Reuters, San Francisco, August 26-Microsoft (MSFT.O) on Thursday warned its thousands of cloud computing customers, including some of the world’s largest companies, that intruders may have the ability to read, change or even delete their main databases, according to E-mail copies and statements from cybersecurity researchers.

The vulnerability exists in the flagship Cosmos DB database of Microsoft Azure. A research team at the security company Wiz discovered that it can access the keys that control access to databases held by thousands of companies. Wiz CTO Ami Luttwak is the former CTO of Microsoft Cloud Security Group.

Because Microsoft cannot change these keys on its own, it sent an email to customers on Thursday telling them to create a new key. According to an email sent by Microsoft to Wiz, Microsoft agreed to pay Wiz $40,000 to discover the vulnerability and report it.

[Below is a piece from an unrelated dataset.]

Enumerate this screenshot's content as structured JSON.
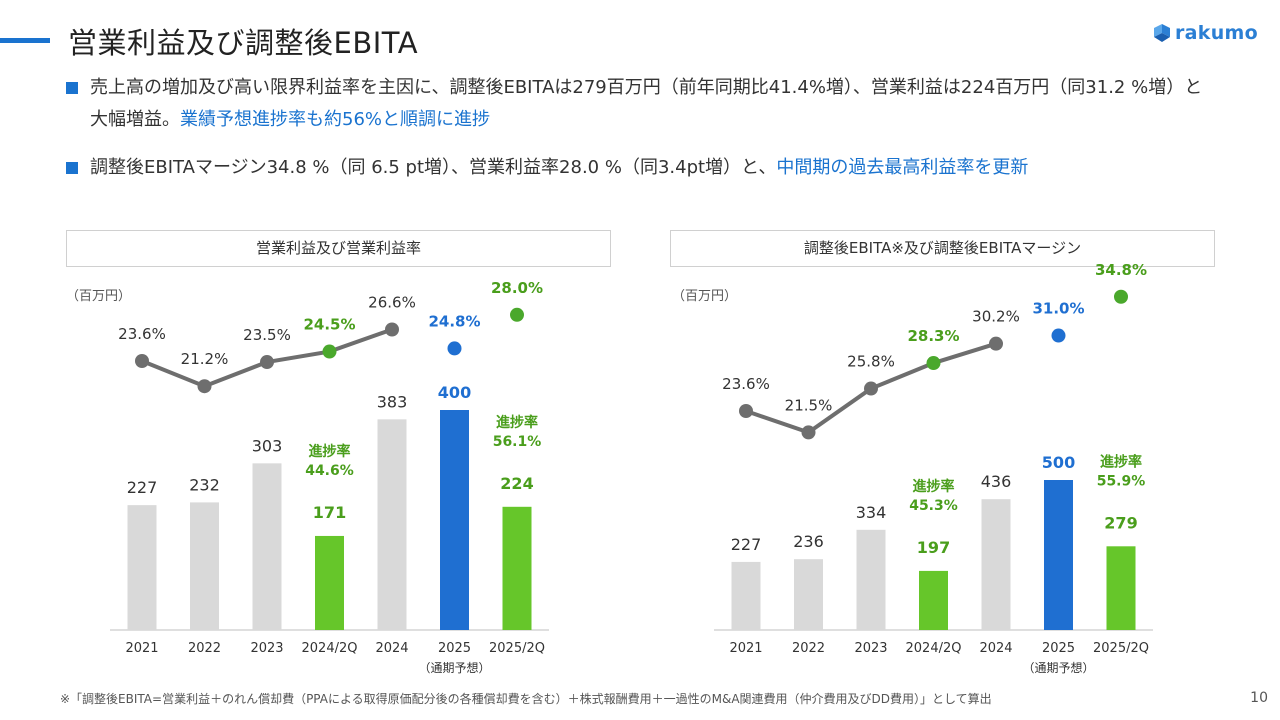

"We immediately fixed this issue to ensure that our customers are safe and protected. We thank security researchers for their work in coordinating vulnerability disclosure," Microsoft told Reuters.

Microsoft's email to customers stated that there is no evidence that the vulnerability has been exploited. "We have no indication that external entities other than the researcher (Wiz) can access the master read and write keys," the email said.

"This is the worst cloud vulnerability you can imagine. This is a long-standing secret," Lutvak told Reuters. "This is Azure's central database, and we can access any customer database we want."

Luttwak's team discovered the problem called ChaosDB on August 9th and notified Microsoft on August 12th, Luttwak said.

The flaw exists in a visualization tool called Jupyter Notebook, which has been available for many years, but has been enabled by default in Cosmos since February. After Reuters reported the vulnerability, Wiz detailed the issue in a blog post.

Luttwak said that even customers who have not received Microsoft notice may have their keys stolen by attackers, allowing them to access them before they are changed. While Wiz was working on this issue, Microsoft this month only told customers that their keys were visible.

Microsoft told Reuters that "customers who may be affected have received our notice," but did not elaborate.

This disclosure was made after months of bad security news from Microsoft. The company was attacked by Russian government hackers who hacked SolarWinds and stole Microsoft source code. Then, while developing the patch, a large number of hackers broke into the Exchange email server.

A printer defect that allowed the computer to take over was recently fixed and must be repeated over and over again. Another Exchange vulnerability last week prompted the US government to urgently warn customers of the need to install a patch released a few months ago because ransomware gangs are now using it.

The Azure problem is particularly disturbing, because Microsoft and external security experts have been pushing companies to abandon most of their own infrastructure and rely on the cloud to improve security.

However, although cloud attacks are more rare, once they occur, they can be more destructive. More importantly, some have never been made public.

A research laboratory contracted by the federal government tracks all known security vulnerabilities in the software and ranks them by severity. Luttwak said, but there is no equivalent system for vulnerabilities in the cloud architecture, so many critical vulnerabilities have not yet been disclosed to users.